The authors would like to thank the St. Boniface Hospital Foundation for infrastructural support.

Financial & competing interests disclosure

The authors have no relevant affiliations or financial involvement with any organization or entity with a financial interest in or financial conflict with the subject matter or materials discussed in the manuscript. This includes employment, consultancies, honoraria, stock ownership or options, expert testimony, grants or patents received or pending, or royalties.

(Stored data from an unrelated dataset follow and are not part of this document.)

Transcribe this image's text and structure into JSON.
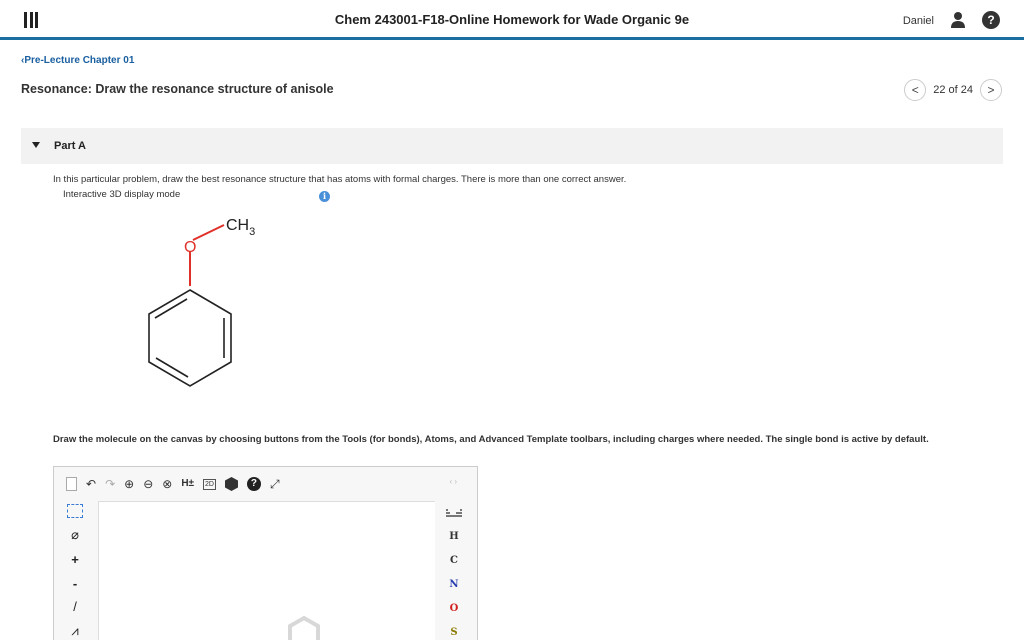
{
  "header": {
    "title": "Chem 243001-F18-Online Homework for Wade Organic 9e",
    "user_name": "Daniel",
    "help_symbol": "?"
  },
  "nav": {
    "back_label": "Pre-Lecture Chapter 01",
    "page_title": "Resonance: Draw the resonance structure of anisole",
    "position": "22 of 24",
    "prev_symbol": "<",
    "next_symbol": ">"
  },
  "part": {
    "label": "Part A",
    "instructions": "In this particular problem, draw the best resonance structure that has atoms with formal charges. There is more than one correct answer.",
    "display_mode": "Interactive 3D display mode",
    "info_symbol": "i"
  },
  "molecule": {
    "oxygen_label": "O",
    "methyl_label": "CH",
    "methyl_subscript": "3",
    "oxygen_color": "#e0302a"
  },
  "editor": {
    "draw_instructions": "Draw the molecule on the canvas by choosing buttons from the Tools (for bonds), Atoms, and Advanced Template toolbars, including charges where needed. The single bond is active by default.",
    "toolbar": {
      "undo": "↶",
      "redo": "↷",
      "zoom_in": "⊕",
      "zoom_out": "⊖",
      "zoom_reset": "⊗",
      "hydrogens": "H±",
      "clean_2d": "2D",
      "help": "?",
      "fullscreen": "⤢",
      "nav_arrows": "‹ ›"
    },
    "left_tools": {
      "erase": "⌀",
      "plus": "+",
      "minus": "-",
      "bond": "/",
      "chain": "⩘"
    },
    "atoms": [
      {
        "symbol": "H",
        "color": "#333333"
      },
      {
        "symbol": "C",
        "color": "#333333"
      },
      {
        "symbol": "N",
        "color": "#2a3fb0"
      },
      {
        "symbol": "O",
        "color": "#d02020"
      },
      {
        "symbol": "S",
        "color": "#8a7a00"
      }
    ]
  }
}
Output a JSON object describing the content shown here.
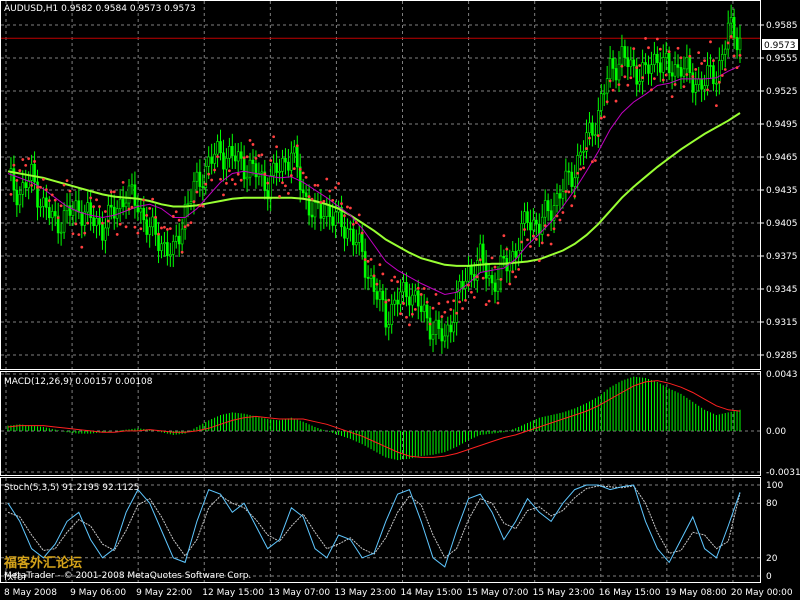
{
  "price_panel": {
    "header": "AUDUSD,H1  0.9582 0.9584 0.9573 0.9573",
    "current_price": 0.9573,
    "current_price_label": "0.9573",
    "y_ticks": [
      "0.9585",
      "0.9555",
      "0.9525",
      "0.9495",
      "0.9465",
      "0.9435",
      "0.9405",
      "0.9375",
      "0.9345",
      "0.9315",
      "0.9285"
    ],
    "colors": {
      "candles": "#00ff00",
      "ma_fast": "#c000c0",
      "ma_slow": "#99ff33",
      "sar": "#ff4040",
      "price_line": "#c00000"
    }
  },
  "macd_panel": {
    "header": "MACD(12,26,9) 0.00157 0.00108",
    "y_ticks": [
      "0.0043",
      "0.00",
      "-0.0031"
    ],
    "colors": {
      "histogram": "#00ff00",
      "signal": "#ff2020"
    }
  },
  "stoch_panel": {
    "header": "Stoch(5,3,5) 91.2195 92.1125",
    "y_ticks": [
      "100",
      "80",
      "20",
      "0"
    ],
    "colors": {
      "main": "#5fc7ff",
      "signal": "#c8c8c8"
    }
  },
  "x_ticks": [
    "8 May 2008",
    "9 May 06:00",
    "9 May 22:00",
    "12 May 15:00",
    "13 May 07:00",
    "13 May 23:00",
    "14 May 15:00",
    "15 May 07:00",
    "15 May 23:00",
    "16 May 15:00",
    "19 May 08:00",
    "20 May 00:00"
  ],
  "watermark": {
    "chinese": "福客外汇论坛",
    "site": "fxfor",
    "credit": "MetaTrader - © 2001-2008 MetaQuotes Software Corp."
  },
  "chart_data": [
    {
      "type": "candlestick",
      "title": "AUDUSD,H1",
      "ylim": [
        0.9275,
        0.9595
      ],
      "grid": true,
      "ohlc_close_path": [
        0.9445,
        0.9432,
        0.9447,
        0.942,
        0.9405,
        0.9412,
        0.942,
        0.9408,
        0.9402,
        0.9415,
        0.9432,
        0.9422,
        0.9398,
        0.9388,
        0.9375,
        0.9418,
        0.944,
        0.946,
        0.947,
        0.9465,
        0.9458,
        0.945,
        0.944,
        0.9455,
        0.947,
        0.9432,
        0.9412,
        0.9418,
        0.9405,
        0.9398,
        0.9375,
        0.9345,
        0.932,
        0.9335,
        0.9345,
        0.9325,
        0.931,
        0.9298,
        0.9335,
        0.936,
        0.9372,
        0.935,
        0.9365,
        0.938,
        0.941,
        0.9402,
        0.942,
        0.9435,
        0.9455,
        0.948,
        0.9505,
        0.9545,
        0.9555,
        0.9545,
        0.954,
        0.9558,
        0.9542,
        0.955,
        0.9532,
        0.9535,
        0.954,
        0.958,
        0.9573
      ],
      "ma_fast": [
        0.945,
        0.9446,
        0.9442,
        0.9436,
        0.9428,
        0.942,
        0.9415,
        0.9412,
        0.941,
        0.9412,
        0.9416,
        0.942,
        0.9422,
        0.9418,
        0.941,
        0.941,
        0.9418,
        0.943,
        0.9442,
        0.945,
        0.9452,
        0.945,
        0.9448,
        0.9446,
        0.9447,
        0.9442,
        0.9435,
        0.9428,
        0.942,
        0.9412,
        0.94,
        0.9385,
        0.937,
        0.9362,
        0.9356,
        0.935,
        0.9345,
        0.934,
        0.9342,
        0.935,
        0.936,
        0.9362,
        0.9364,
        0.9372,
        0.9385,
        0.9395,
        0.9406,
        0.942,
        0.9435,
        0.9452,
        0.947,
        0.949,
        0.9505,
        0.9515,
        0.9522,
        0.953,
        0.9532,
        0.9536,
        0.9536,
        0.9536,
        0.9537,
        0.9543,
        0.9548
      ],
      "ma_slow": [
        0.9452,
        0.945,
        0.9448,
        0.9446,
        0.9443,
        0.944,
        0.9437,
        0.9434,
        0.9431,
        0.9429,
        0.9428,
        0.9427,
        0.9425,
        0.9422,
        0.942,
        0.942,
        0.9421,
        0.9423,
        0.9425,
        0.9427,
        0.9428,
        0.9428,
        0.9428,
        0.9428,
        0.9428,
        0.9427,
        0.9425,
        0.9422,
        0.9418,
        0.9412,
        0.9405,
        0.9398,
        0.939,
        0.9384,
        0.9378,
        0.9373,
        0.937,
        0.9367,
        0.9366,
        0.9366,
        0.9367,
        0.9368,
        0.9368,
        0.9369,
        0.937,
        0.9372,
        0.9376,
        0.938,
        0.9386,
        0.9394,
        0.9404,
        0.9416,
        0.9428,
        0.9438,
        0.9447,
        0.9456,
        0.9464,
        0.9472,
        0.9479,
        0.9486,
        0.9492,
        0.9498,
        0.9505
      ],
      "current_price": 0.9573
    },
    {
      "type": "bar",
      "title": "MACD(12,26,9)",
      "ylim": [
        -0.0031,
        0.0043
      ],
      "macd_histogram": [
        0.0004,
        0.0005,
        0.0004,
        0.0003,
        0.0001,
        -0.0001,
        -0.0002,
        -0.0002,
        -0.0001,
        0.0,
        0.0001,
        0.0002,
        0.0001,
        -0.0001,
        -0.0003,
        -0.0002,
        0.0003,
        0.0008,
        0.0012,
        0.0014,
        0.0013,
        0.0011,
        0.0009,
        0.0008,
        0.001,
        0.0007,
        0.0003,
        0.0,
        -0.0003,
        -0.0006,
        -0.001,
        -0.0015,
        -0.002,
        -0.0022,
        -0.0021,
        -0.0019,
        -0.0018,
        -0.0016,
        -0.0012,
        -0.0007,
        -0.0003,
        -0.0002,
        -0.0001,
        0.0002,
        0.0006,
        0.001,
        0.0012,
        0.0014,
        0.0017,
        0.0021,
        0.0026,
        0.0033,
        0.0038,
        0.0041,
        0.004,
        0.0037,
        0.0032,
        0.0028,
        0.0022,
        0.0016,
        0.0012,
        0.0014,
        0.0016
      ],
      "signal": [
        0.0003,
        0.0004,
        0.0004,
        0.0004,
        0.0003,
        0.0002,
        0.0001,
        0.0,
        -0.0001,
        -0.0001,
        0.0,
        0.0,
        0.0001,
        0.0,
        -0.0001,
        -0.0001,
        0.0,
        0.0002,
        0.0005,
        0.0008,
        0.001,
        0.0011,
        0.001,
        0.0009,
        0.0009,
        0.0009,
        0.0007,
        0.0005,
        0.0002,
        -0.0001,
        -0.0004,
        -0.0008,
        -0.0012,
        -0.0016,
        -0.0019,
        -0.002,
        -0.002,
        -0.0019,
        -0.0017,
        -0.0014,
        -0.0011,
        -0.0008,
        -0.0005,
        -0.0003,
        0.0,
        0.0003,
        0.0006,
        0.0009,
        0.0012,
        0.0015,
        0.0019,
        0.0024,
        0.0029,
        0.0034,
        0.0037,
        0.0038,
        0.0036,
        0.0033,
        0.0029,
        0.0024,
        0.0019,
        0.0016,
        0.0015
      ],
      "last_values": [
        0.00157,
        0.00108
      ]
    },
    {
      "type": "line",
      "title": "Stoch(5,3,5)",
      "ylim": [
        0,
        100
      ],
      "levels": [
        80,
        20
      ],
      "main": [
        80,
        60,
        30,
        20,
        35,
        60,
        70,
        40,
        20,
        30,
        70,
        95,
        80,
        50,
        20,
        15,
        60,
        95,
        90,
        70,
        80,
        55,
        30,
        40,
        75,
        65,
        30,
        20,
        45,
        40,
        20,
        25,
        60,
        90,
        95,
        60,
        20,
        10,
        50,
        85,
        90,
        70,
        40,
        60,
        85,
        70,
        60,
        80,
        95,
        100,
        100,
        95,
        98,
        100,
        60,
        30,
        15,
        40,
        65,
        30,
        20,
        55,
        92
      ],
      "signal": [
        70,
        65,
        45,
        28,
        30,
        48,
        62,
        55,
        35,
        28,
        50,
        78,
        85,
        65,
        40,
        22,
        40,
        75,
        88,
        80,
        75,
        62,
        45,
        38,
        55,
        68,
        48,
        30,
        35,
        42,
        30,
        24,
        42,
        70,
        88,
        78,
        45,
        20,
        30,
        62,
        85,
        80,
        58,
        52,
        72,
        76,
        66,
        72,
        86,
        96,
        99,
        98,
        97,
        99,
        80,
        48,
        25,
        28,
        48,
        45,
        30,
        38,
        91
      ]
    }
  ]
}
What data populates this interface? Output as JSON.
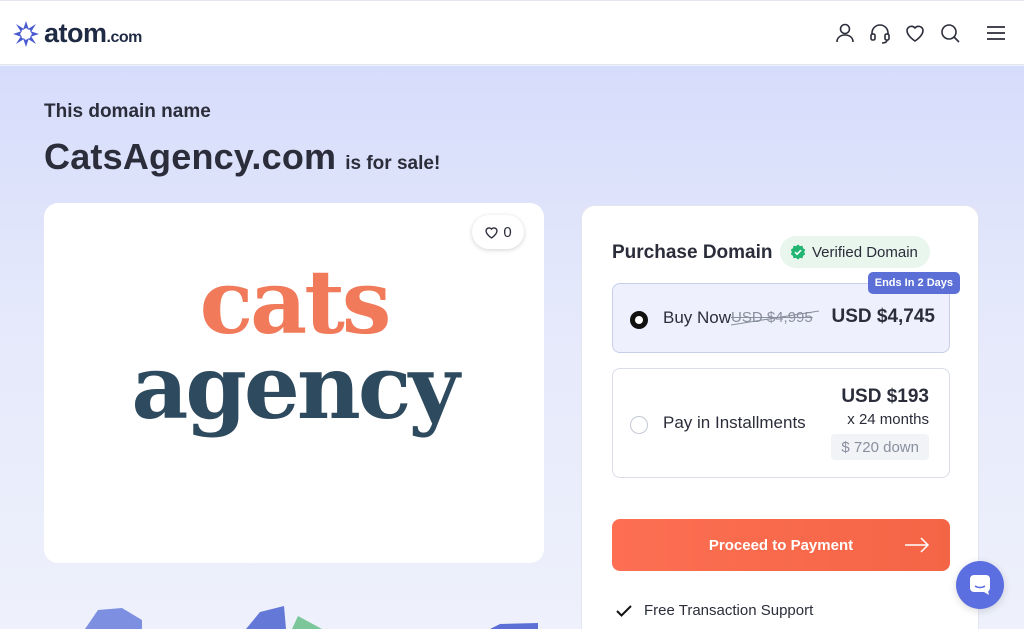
{
  "header": {
    "logo_text": "atom",
    "logo_suffix": ".com",
    "icons": [
      "user-icon",
      "headset-icon",
      "heart-icon",
      "search-icon",
      "menu-icon"
    ]
  },
  "hero": {
    "kicker": "This domain name",
    "domain": "CatsAgency.com",
    "for_sale": "is for sale!"
  },
  "logo_card": {
    "likes": "0",
    "brand_line1": "cats",
    "brand_line2": "agency"
  },
  "purchase": {
    "title": "Purchase Domain",
    "verified_label": "Verified Domain",
    "buy_now": {
      "label": "Buy Now",
      "old_price": "USD $4,995",
      "price": "USD $4,745",
      "badge": "Ends In 2 Days",
      "selected": true
    },
    "installments": {
      "label": "Pay in Installments",
      "price": "USD $193",
      "term": "x 24 months",
      "down": "$ 720 down",
      "selected": false
    },
    "proceed_label": "Proceed to Payment",
    "support_label": "Free Transaction Support"
  },
  "colors": {
    "accent": "#fd6f52",
    "brand_blue": "#5b6fd6",
    "cats_orange": "#f07a5a",
    "agency_navy": "#2e4a5e",
    "verified_green": "#22b573"
  }
}
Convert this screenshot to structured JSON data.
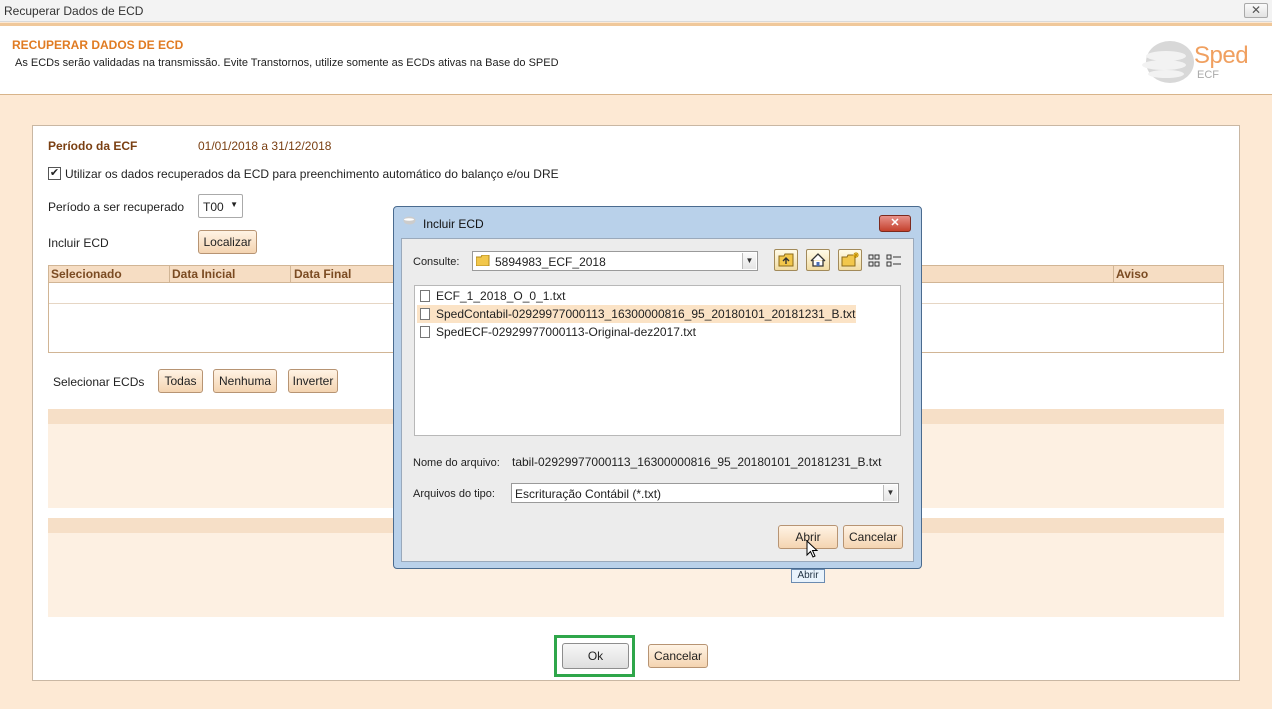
{
  "window": {
    "title": "Recuperar Dados de ECD",
    "close_glyph": "✕"
  },
  "header": {
    "title": "RECUPERAR DADOS DE ECD",
    "subtitle": "As ECDs serão validadas na transmissão. Evite Transtornos, utilize somente as ECDs ativas na Base do SPED",
    "logo_text": "Sped",
    "logo_sub": "ECF"
  },
  "form": {
    "periodo_label": "Período da ECF",
    "periodo_value": "01/01/2018 a 31/12/2018",
    "checkbox_label": "Utilizar os dados recuperados da ECD para preenchimento automático do balanço e/ou DRE",
    "checkbox_checked": "✔",
    "periodo_recuperar_label": "Período a ser recuperado",
    "periodo_recuperar_value": "T00",
    "incluir_label": "Incluir ECD",
    "localizar_button": "Localizar"
  },
  "table": {
    "columns": [
      "Selecionado",
      "Data Inicial",
      "Data Final",
      "Aviso"
    ]
  },
  "selection": {
    "label": "Selecionar ECDs",
    "todas": "Todas",
    "nenhuma": "Nenhuma",
    "inverter": "Inverter"
  },
  "footer": {
    "ok": "Ok",
    "cancelar": "Cancelar"
  },
  "dialog": {
    "title": "Incluir ECD",
    "close_glyph": "✕",
    "consulte_label": "Consulte:",
    "folder": "5894983_ECF_2018",
    "files": [
      "ECF_1_2018_O_0_1.txt",
      "SpedContabil-02929977000113_16300000816_95_20180101_20181231_B.txt",
      "SpedECF-02929977000113-Original-dez2017.txt"
    ],
    "selected_index": 1,
    "filename_label": "Nome do arquivo:",
    "filename_value": "tabil-02929977000113_16300000816_95_20180101_20181231_B.txt",
    "filetype_label": "Arquivos do tipo:",
    "filetype_value": "Escrituração Contábil (*.txt)",
    "open_button": "Abrir",
    "cancel_button": "Cancelar",
    "tooltip": "Abrir"
  },
  "colors": {
    "accent": "#e07b22",
    "panel_bg": "#fde9d4",
    "highlight": "#2fa64a"
  }
}
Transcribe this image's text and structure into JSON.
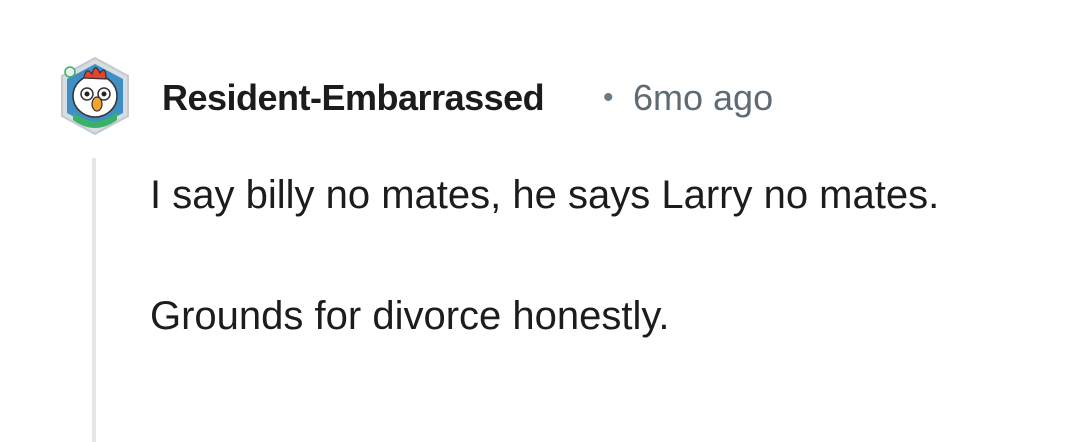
{
  "comment": {
    "author": "Resident-Embarrassed",
    "separator": "•",
    "time_ago": "6mo ago",
    "avatar_icon": "chicken-avatar-icon",
    "paragraphs": [
      "I say billy no mates, he says Larry no mates.",
      "Grounds for divorce honestly."
    ]
  },
  "colors": {
    "text": "#1c1c1c",
    "meta": "#5f6b73",
    "thread_line": "#e4e6e8",
    "avatar_bg": "#3f8fc7"
  }
}
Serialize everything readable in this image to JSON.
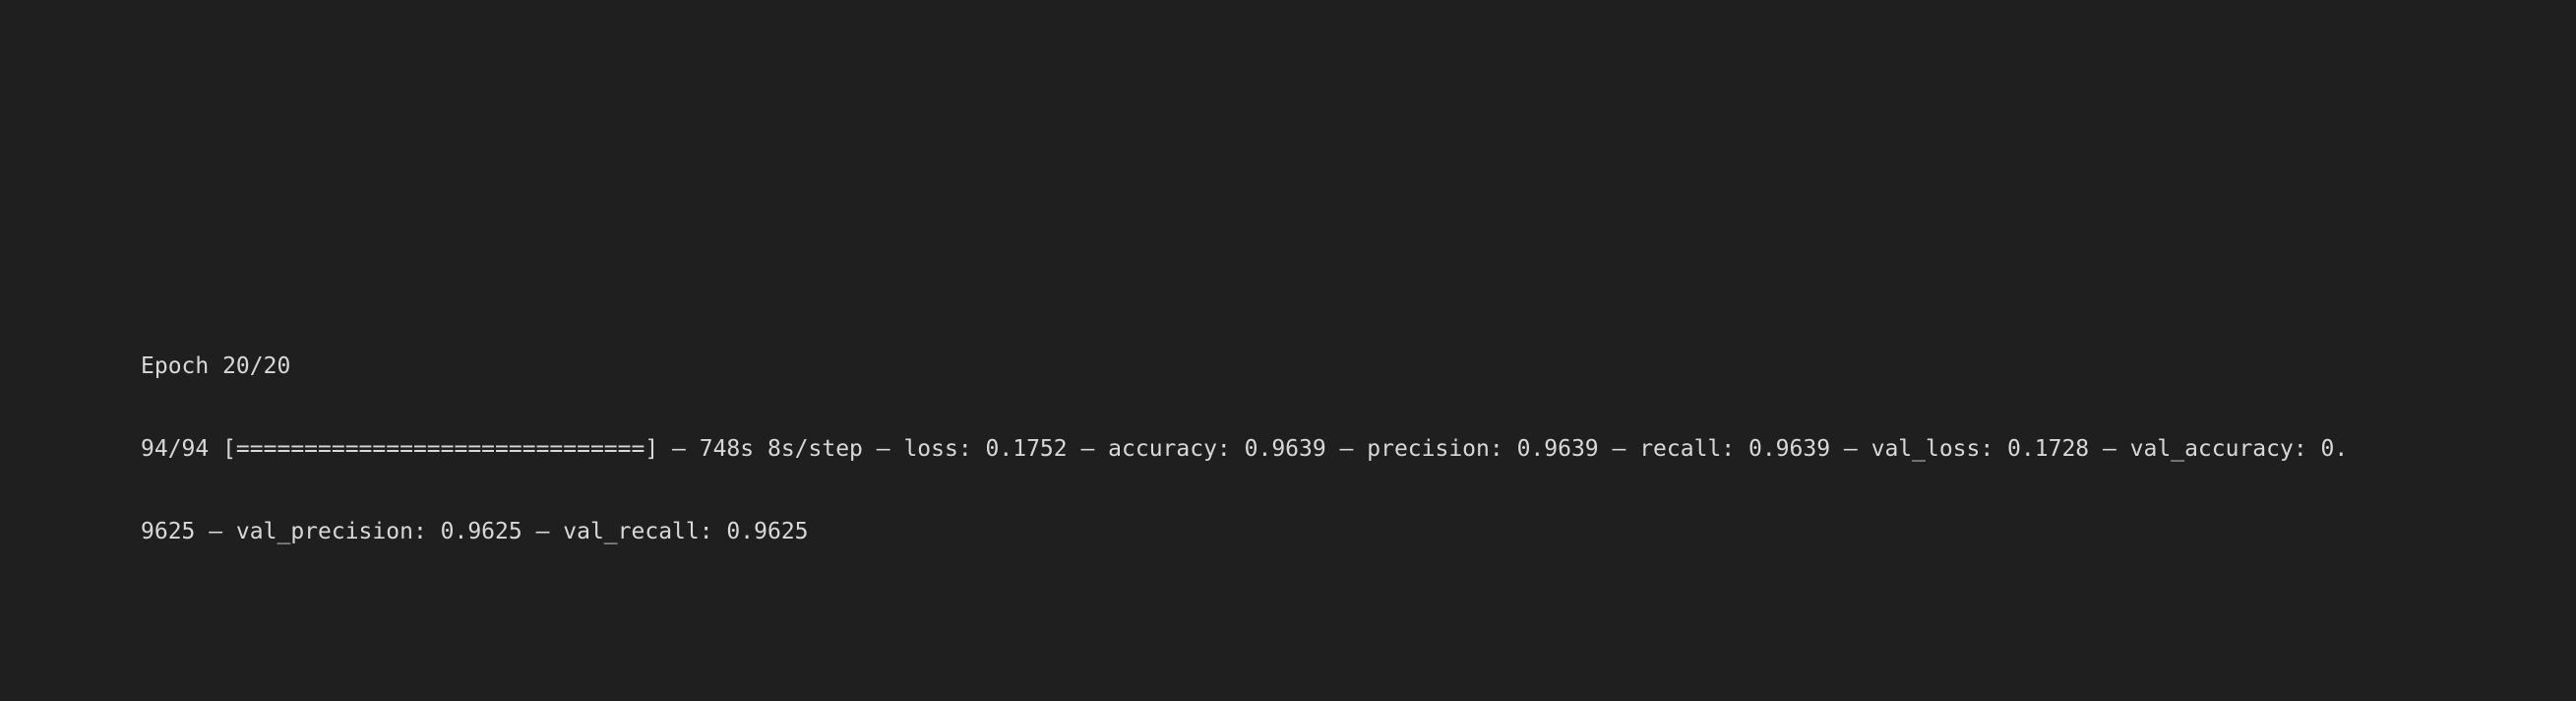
{
  "terminal": {
    "lines": [
      "Epoch 20/20",
      "94/94 [==============================] – 748s 8s/step – loss: 0.1752 – accuracy: 0.9639 – precision: 0.9639 – recall: 0.9639 – val_loss: 0.1728 – val_accuracy: 0.",
      "9625 – val_precision: 0.9625 – val_recall: 0.9625"
    ]
  }
}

No writing assistance was utilized in the production of this manuscript.

Key issues

  • • High incidence of rheumatic heart disease (RHD) in the youth in the developing world and in low socioeconomic status populations in developed countries at significant cost to the patient and the healthcare system.

  • • There is a lack of care and accessibility to treatment centers as well as adherence to guideline-recommended treatments.

  • • Our study shows that echocardiography and long-term antibiotic prophylaxis for only those with early evidence of RHD is the most cost-effective strategy in a developing world nation; though the best method for prevention of RHD depends on: the estimated direct and indirect costs of RHD; the probability of getting RHD from group A streptococci if there is no treatment for group A streptococci; the costs of antibiotic prophylaxis; and the number of people that an ECHO technician can screen per year.

  • • Preventing RHD in developing world nations is cost-effective and prophylactic/preventative strategies should be considered by policy-makers.